Isolated Execution: The optimization engine runs entirely against this frozen, isolated snapshot.
Commit Phase: Upon completion, the OR commits its scheduling results to the database without re-checking whether the underlying data changed during its execution window.
When OR 1 and OR 2 launch simultaneously, they capture an identical data snapshot. The first OR to finish (OR 1) successfully commits its valid assignments. However, when the second OR (OR 2) finishes, it writes changes based on its now-stale snapshot, inadvertently overwriting OR 1's allocations and creating overlapping appointments.
# Why Match Territory Does Not Prevent This:
Administrators often expect the Match Territory work rule to isolate territory optimization. While the rule behaves correctly, it governs policy scope rather than database transactions:
| Match Territory Behavior | Does it prevent this issue? |
| Restricts OR for Territory 2 to schedule Territory 2 SAs | Yes (Respected correctly) |
| Restricts OR for Territory 1 to schedule Territory 1 SAs | Yes (Respected correctly) |
| Prevents cross-territory SA assignments | Yes (Respected correctly) |
| Locks shared resources from concurrent OR processing | No (Outside the scope of this rule) |
| Refreshes resource availability mid-execution | No (Outside the scope of this rule) |
| Detects conflicts between concurrent running ORs | No (Outside the scope of this rule) |
The resulting overlap is not a policy violation or misconfiguration. It is a data race condition where two independent processes schedule the same physical resources into identical time windows.

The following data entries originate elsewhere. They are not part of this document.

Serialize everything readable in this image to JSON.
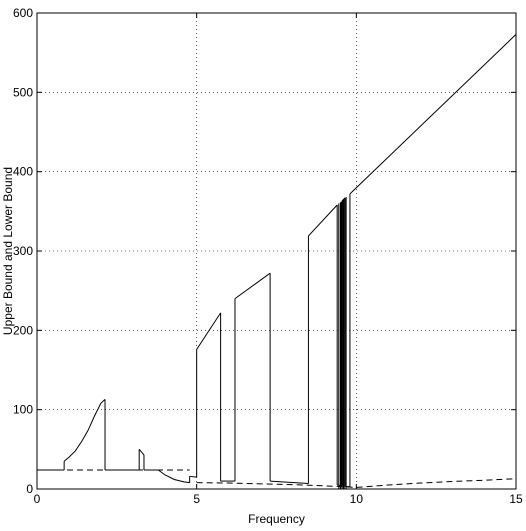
{
  "chart_data": {
    "type": "line",
    "title": "",
    "xlabel": "Frequency",
    "ylabel": "Upper Bound and Lower Bound",
    "xlim": [
      0,
      15
    ],
    "ylim": [
      0,
      600
    ],
    "x_ticks": [
      0,
      5,
      10,
      15
    ],
    "y_ticks": [
      0,
      100,
      200,
      300,
      400,
      500,
      600
    ],
    "x_tick_labels": [
      "0",
      "5",
      "10",
      "15"
    ],
    "y_tick_labels": [
      "0",
      "100",
      "200",
      "300",
      "400",
      "500",
      "600"
    ],
    "grid": true,
    "legend": "none",
    "series": [
      {
        "style": "solid",
        "segments": [
          [
            [
              0,
              24
            ],
            [
              0.85,
              24
            ]
          ],
          [
            [
              0.85,
              35
            ],
            [
              1.0,
              40
            ],
            [
              1.2,
              48
            ],
            [
              1.4,
              60
            ],
            [
              1.6,
              74
            ],
            [
              1.8,
              92
            ],
            [
              2.0,
              108
            ],
            [
              2.13,
              113
            ]
          ],
          [
            [
              2.13,
              24
            ],
            [
              3.2,
              24
            ]
          ],
          [
            [
              3.2,
              50
            ],
            [
              3.35,
              43
            ]
          ],
          [
            [
              3.35,
              24
            ],
            [
              3.8,
              24
            ],
            [
              4.0,
              18
            ],
            [
              4.3,
              12
            ],
            [
              4.6,
              9
            ],
            [
              4.78,
              8
            ]
          ],
          [
            [
              4.78,
              16
            ],
            [
              5.0,
              15
            ]
          ],
          [
            [
              5.0,
              176
            ],
            [
              5.75,
              222
            ]
          ],
          [
            [
              5.75,
              10
            ],
            [
              6.2,
              10
            ]
          ],
          [
            [
              6.2,
              240
            ],
            [
              7.3,
              272
            ]
          ],
          [
            [
              7.3,
              10
            ],
            [
              8.5,
              7
            ]
          ],
          [
            [
              8.5,
              319
            ],
            [
              9.4,
              358
            ]
          ],
          [
            [
              9.4,
              5
            ],
            [
              9.55,
              4
            ]
          ],
          [
            [
              9.55,
              363
            ],
            [
              9.65,
              367
            ]
          ],
          [
            [
              9.65,
              3
            ],
            [
              9.8,
              3
            ]
          ],
          [
            [
              9.8,
              372
            ],
            [
              15,
              573
            ]
          ]
        ],
        "drops": [
          [
            0.85,
            24,
            35
          ],
          [
            2.13,
            113,
            24
          ],
          [
            3.2,
            24,
            50
          ],
          [
            3.35,
            43,
            24
          ],
          [
            4.78,
            8,
            16
          ],
          [
            5.0,
            15,
            176
          ],
          [
            5.75,
            222,
            10
          ],
          [
            6.2,
            10,
            240
          ],
          [
            7.3,
            272,
            10
          ],
          [
            8.5,
            7,
            319
          ],
          [
            9.4,
            358,
            5
          ],
          [
            9.55,
            4,
            363
          ],
          [
            9.65,
            367,
            3
          ],
          [
            9.8,
            3,
            372
          ],
          [
            9.45,
            0,
            360
          ],
          [
            9.5,
            0,
            361
          ],
          [
            9.52,
            0,
            362
          ],
          [
            9.58,
            0,
            364
          ],
          [
            9.6,
            0,
            365
          ],
          [
            9.62,
            0,
            366
          ],
          [
            9.68,
            0,
            368
          ]
        ]
      },
      {
        "style": "dashed",
        "segments": [
          [
            [
              0,
              24
            ],
            [
              4.78,
              24
            ]
          ],
          [
            [
              5.0,
              8
            ],
            [
              6.0,
              7.5
            ],
            [
              7.0,
              6.5
            ],
            [
              8.0,
              5.5
            ],
            [
              9.0,
              4
            ],
            [
              9.5,
              3
            ],
            [
              10.0,
              2
            ],
            [
              11.0,
              5
            ],
            [
              12.0,
              7.5
            ],
            [
              13.0,
              9.5
            ],
            [
              14.0,
              11
            ],
            [
              15.0,
              13
            ]
          ]
        ]
      }
    ]
  }
}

Stagger the Optimization Request schedules for any Service Territories that share a pool of Service Resources.
Identify Overlaps: Map out all Service Territories that share the same Service Resources (Primary or Secondary).

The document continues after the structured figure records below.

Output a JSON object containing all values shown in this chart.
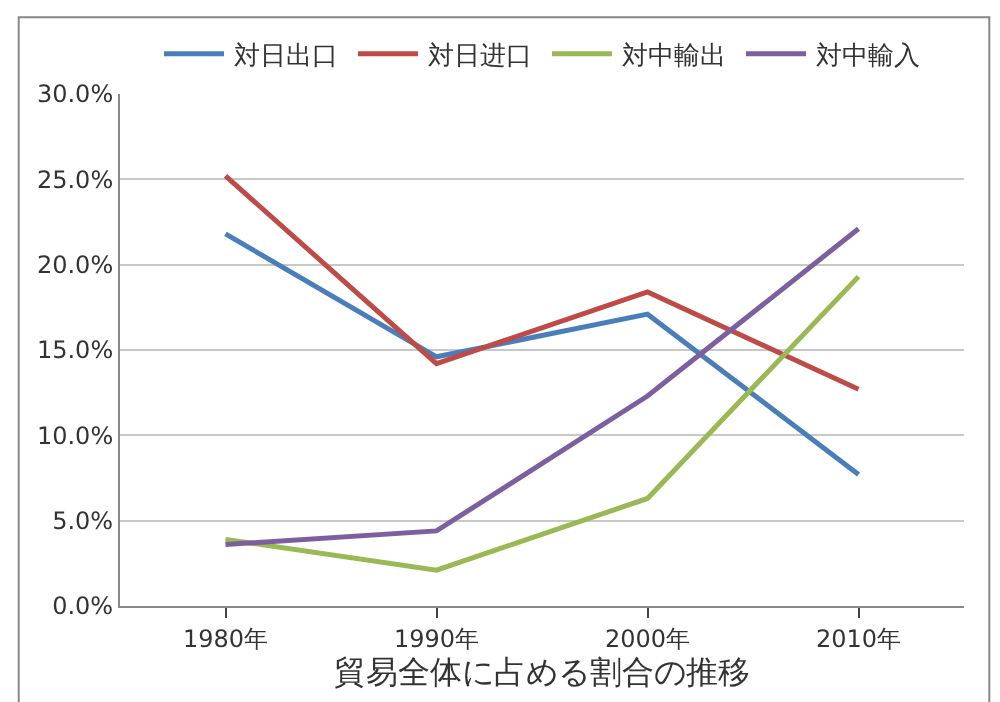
{
  "chart_data": {
    "type": "line",
    "xlabel": "貿易全体に占める割合の推移",
    "categories": [
      "1980年",
      "1990年",
      "2000年",
      "2010年"
    ],
    "series": [
      {
        "name": "対日出口",
        "color": "#4a7ebb",
        "values": [
          21.8,
          14.6,
          17.1,
          7.7
        ]
      },
      {
        "name": "対日进口",
        "color": "#be4b48",
        "values": [
          25.2,
          14.2,
          18.4,
          12.7
        ]
      },
      {
        "name": "対中輸出",
        "color": "#98b954",
        "values": [
          3.9,
          2.1,
          6.3,
          19.3
        ]
      },
      {
        "name": "対中輸入",
        "color": "#7d5fa0",
        "values": [
          3.6,
          4.4,
          12.3,
          22.1
        ]
      }
    ],
    "ylim": [
      0,
      30
    ],
    "yticks": [
      {
        "value": 0,
        "label": "0.0%"
      },
      {
        "value": 5,
        "label": "5.0%"
      },
      {
        "value": 10,
        "label": "10.0%"
      },
      {
        "value": 15,
        "label": "15.0%"
      },
      {
        "value": 20,
        "label": "20.0%"
      },
      {
        "value": 25,
        "label": "25.0%"
      },
      {
        "value": 30,
        "label": "30.0%"
      }
    ],
    "grid": "y",
    "legend": "top",
    "marker": "none",
    "line_style": "solid"
  }
}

Prioritize Primary Territories: Schedule the OR for the primary/high-priority territory to execute first.
Introduce a Buffer: Ensure there is sufficient separation between start times. Apply a buffer of 20–30 minutes after the typical completion time of the first OR before starting the next.
| Schedule Model | OR 1 (Territory 1) Start | OR 2 (Territory 2) Start | Result |
| Before (Problematic) | 01:00 AM | 01:00 AM | Race condition & overlapping appointments. |
| After (Recommended) | 01:00 AM | 01:30 AM | Clean execution. OR 2's snapshot captures OR 1's committed changes. |
By staggering the ORs, the second OR takes a snapshot that already reflects the first OR's committed changes, eliminating the race condition.